Latvia PM says even if Russia loses there should be concern of a resurgent military threat

Ukrainian-anti-aircraft-gunners

Important Takeaways:

  • NATO Must ‘Wake Up’ to Putin’s Trap, Russia’s Neighbor Warns
  • Gathered at the Munich Security Conference in southern Germany this weekend, the mood among Western leaders was notably subdued. The elation of Ukraine’s survival and subsequent battlefield victories of 2022 are now distant in the rearview mirror. Ahead lies an open-ended bloody conflict, in which a Ukrainian victory—as set out by Kyiv—appears increasingly ambitious.
  • Lativa, like its fellow Baltic neighbors, has been in the vanguard of pushing for greater aid for Ukraine and harsher measures on Russia.
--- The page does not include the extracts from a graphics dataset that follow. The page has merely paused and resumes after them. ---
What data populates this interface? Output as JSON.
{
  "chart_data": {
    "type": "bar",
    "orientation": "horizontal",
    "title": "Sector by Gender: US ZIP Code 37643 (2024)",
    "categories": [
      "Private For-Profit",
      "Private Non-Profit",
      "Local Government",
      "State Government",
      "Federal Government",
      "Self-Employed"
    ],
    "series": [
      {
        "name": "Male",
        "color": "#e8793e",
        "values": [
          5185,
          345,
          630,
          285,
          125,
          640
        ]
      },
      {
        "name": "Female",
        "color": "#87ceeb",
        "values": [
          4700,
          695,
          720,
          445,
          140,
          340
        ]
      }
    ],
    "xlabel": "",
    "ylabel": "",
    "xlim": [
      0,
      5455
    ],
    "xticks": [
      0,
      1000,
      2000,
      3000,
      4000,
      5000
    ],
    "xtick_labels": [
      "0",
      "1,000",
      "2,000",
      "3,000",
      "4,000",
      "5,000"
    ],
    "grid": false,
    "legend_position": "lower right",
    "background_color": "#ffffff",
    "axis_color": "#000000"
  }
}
Latvia has donated more than 1 percent of its GDP to assist Ukraine’s defense, and Riga is also among the top NATO military spending in GDP terms.
  • Latvia’s Prime Minister Evika Silina said “Such a regime as Putin’s regime, he is using our own values against us, our own tools against us, our own international treaties against us,” she said. “They know it’s our weakness.”
  • “We have to remember that we are policy makers, we can change our rules, but still remain true to the same values. It is very important to remember that.”
  • “We are the front runners, we are at the front line,” Silina said. Other NATO allies are warning that the alliance faces a resurgent Russian military threat within less than a decade, despite Moscow’s mauling in Ukraine.
  • “I cannot say there is a three- or five-year timeline for the threat, but we understand,” Silina said to those warnings. “We see Ukraine winning. But yes, after this, Russia will again gain capabilities to attack someone else. And it could be five years, it could be three years, it depends which tools they will decide to use.”